You are viewing a plain text version of this content. The canonical link for it is here.
Posted to user@flink.apache.org by Lydia Ickler <ic...@googlemail.com> on 2016/03/17 14:06:25 UTC
Help with DeltaIteration
Hi,
I have a question regarding the Delta Iteration.
I basically want to iterate as long as the former and the new calculated set are different. Stop if they are the same.
Right now I get a result set that has entries with duplicate „row“ indices which should not be the case.
I guess I am doing something wrong in the iteration.closeWith(intermediate, diffs); Maybe I am sending only parts of the set but for the Multiplication (ProjectJoinResultMapper()) I need the whole DataSet.
Could somebody please hint me in the right direction?
Thanks in advance!
This is what I have right now:
DataSet<Tuple3<Integer, Integer, Double>> initial = matrixA.groupBy(0).sum();
//normalize by maximum value
initial = initial.cross(initial.sum(2)).map(new normalizeByMax());
DeltaIteration<Tuple3<Integer, Integer, Double>,Tuple3<Integer, Integer, Double>> iteration = initial.iterateDelta(initial, 1, 0,1);
DataSet<Tuple3<Integer, Integer, Double>> intermediate = matrixA.join(iteration.getWorkset()).where(1).equalTo(0)

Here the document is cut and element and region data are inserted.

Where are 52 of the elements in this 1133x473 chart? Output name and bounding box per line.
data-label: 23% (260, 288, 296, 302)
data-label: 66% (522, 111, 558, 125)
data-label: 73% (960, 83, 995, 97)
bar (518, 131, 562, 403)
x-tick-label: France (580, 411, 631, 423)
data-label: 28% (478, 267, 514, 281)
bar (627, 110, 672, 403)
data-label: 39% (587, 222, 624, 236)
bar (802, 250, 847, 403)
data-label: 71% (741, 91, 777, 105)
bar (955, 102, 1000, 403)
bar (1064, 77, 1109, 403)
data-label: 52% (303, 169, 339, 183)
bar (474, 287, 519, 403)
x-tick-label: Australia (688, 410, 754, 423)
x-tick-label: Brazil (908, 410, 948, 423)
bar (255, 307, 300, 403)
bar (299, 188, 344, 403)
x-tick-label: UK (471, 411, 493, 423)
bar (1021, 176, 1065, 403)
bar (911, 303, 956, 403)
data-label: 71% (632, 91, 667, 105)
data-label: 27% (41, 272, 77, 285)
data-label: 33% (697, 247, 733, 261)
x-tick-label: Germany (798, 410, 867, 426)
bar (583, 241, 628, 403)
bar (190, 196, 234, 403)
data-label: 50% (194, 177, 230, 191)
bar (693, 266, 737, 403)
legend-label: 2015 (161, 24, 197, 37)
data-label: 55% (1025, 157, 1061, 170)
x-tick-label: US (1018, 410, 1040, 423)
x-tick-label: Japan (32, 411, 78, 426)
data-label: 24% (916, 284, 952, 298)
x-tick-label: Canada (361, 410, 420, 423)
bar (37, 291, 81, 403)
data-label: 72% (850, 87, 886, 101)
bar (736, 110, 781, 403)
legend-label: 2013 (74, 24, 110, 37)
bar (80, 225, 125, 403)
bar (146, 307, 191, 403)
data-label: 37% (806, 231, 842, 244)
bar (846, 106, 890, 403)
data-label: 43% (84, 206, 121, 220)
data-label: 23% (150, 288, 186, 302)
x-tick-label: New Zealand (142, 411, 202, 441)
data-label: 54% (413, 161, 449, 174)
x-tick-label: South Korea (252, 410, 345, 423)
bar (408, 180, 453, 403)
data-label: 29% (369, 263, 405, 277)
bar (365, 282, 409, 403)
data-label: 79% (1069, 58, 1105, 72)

.map(new ProjectJoinResultMapper()).groupBy(0, 1).sum(2).groupBy(0).sum(2).cross(matrixA.join(iteration.getWorkset()).where(1).equalTo(0)
.map(new ProjectJoinResultMapper()).groupBy(0, 1).sum(2).groupBy(0).sum(2).max(2)).map(new normalizeByMax());
DataSet<Tuple3<Integer, Integer, Double>> diffs = intermediate.join(iteration.getSolutionSet()).where(0,1).equalTo(0,1).with(new ComponentIdFilter());
DataSet<Tuple3<Integer, Integer, Double>> result = iteration.closeWith(intermediate, diffs);
public static final class ComponentIdFilter implements FlatJoinFunction<Tuple3<Integer, Integer, Double>,Tuple3<Integer, Integer, Double>,Tuple3<Integer, Integer, Double>> {
public void join(Tuple3<Integer, Integer, Double> candidate, Tuple3<Integer, Integer, Double> old, Collector<Tuple3<Integer, Integer, Double>> out) {
if(!candidate.f2.equals(old.f2)){
out.collect(candidate);
}
}
}
Re: Help with DeltaIteration
Posted by Balaji Rajagopalan <ba...@olacabs.com>.
The easier way to debug this would be have prints in the
projectjoinresultmapper and see what data you are getting. It is possible
your original dataset has duplicate rows ?
On Thu, Mar 17, 2016 at 6:36 PM, Lydia Ickler <ic...@googlemail.com>
wrote:
> Hi,
> I have a question regarding the Delta Iteration.
> I basically want to iterate as long as the former and the new calculated
> set are different. Stop if they are the same.
>
> Right now I get a result set that has entries with duplicate „row“ indices
> which should not be the case.
> I guess I am doing something wrong in the
> iteration.closeWith(intermediate, diffs); Maybe I am sending only parts
> of the set but for the Multiplication (ProjectJoinResultMapper()) I need
> the whole DataSet.
> Could somebody please hint me in the right direction?
>
> Thanks in advance!
>
> This is what I have right now:
>
> DataSet<Tuple3<Integer, Integer, Double>> initial = matrixA.groupBy(0).sum();
>
> //normalize by maximum value
> initial = initial.cross(initial.sum(2)).map(new normalizeByMax());
>
> DeltaIteration<Tuple3<Integer, Integer, Double>,Tuple3<Integer, Integer, Double>> iteration = initial.iterateDelta(initial, 1, 0,1);
>
> DataSet<Tuple3<Integer, Integer, Double>> intermediate = matrixA.join(iteration.getWorkset()).where(1).equalTo(0)
> .map(new ProjectJoinResultMapper()).groupBy(0, 1).sum(2).groupBy(0).sum(2).cross(matrixA.join(iteration.getWorkset()).where(1).equalTo(0)
> .map(new ProjectJoinResultMapper()).groupBy(0, 1).sum(2).groupBy(0).sum(2).max(2)).map(new normalizeByMax());
> DataSet<Tuple3<Integer, Integer, Double>> diffs = intermediate.join(iteration.getSolutionSet()).where(0,1).equalTo(0,1).with(new ComponentIdFilter());
> DataSet<Tuple3<Integer, Integer, Double>> result = iteration.closeWith(intermediate, diffs);
>
> public static final class ComponentIdFilter implements FlatJoinFunction<Tuple3<Integer, Integer, Double>,Tuple3<Integer, Integer, Double>,Tuple3<Integer, Integer, Double>> {
>
> public void join(Tuple3<Integer, Integer, Double> candidate, Tuple3<Integer, Integer, Double> old, Collector<Tuple3<Integer, Integer, Double>> out) {
>
> if(!candidate.f2.equals(old.f2)){
> out.collect(candidate);
> }
> }
> }
>
>
>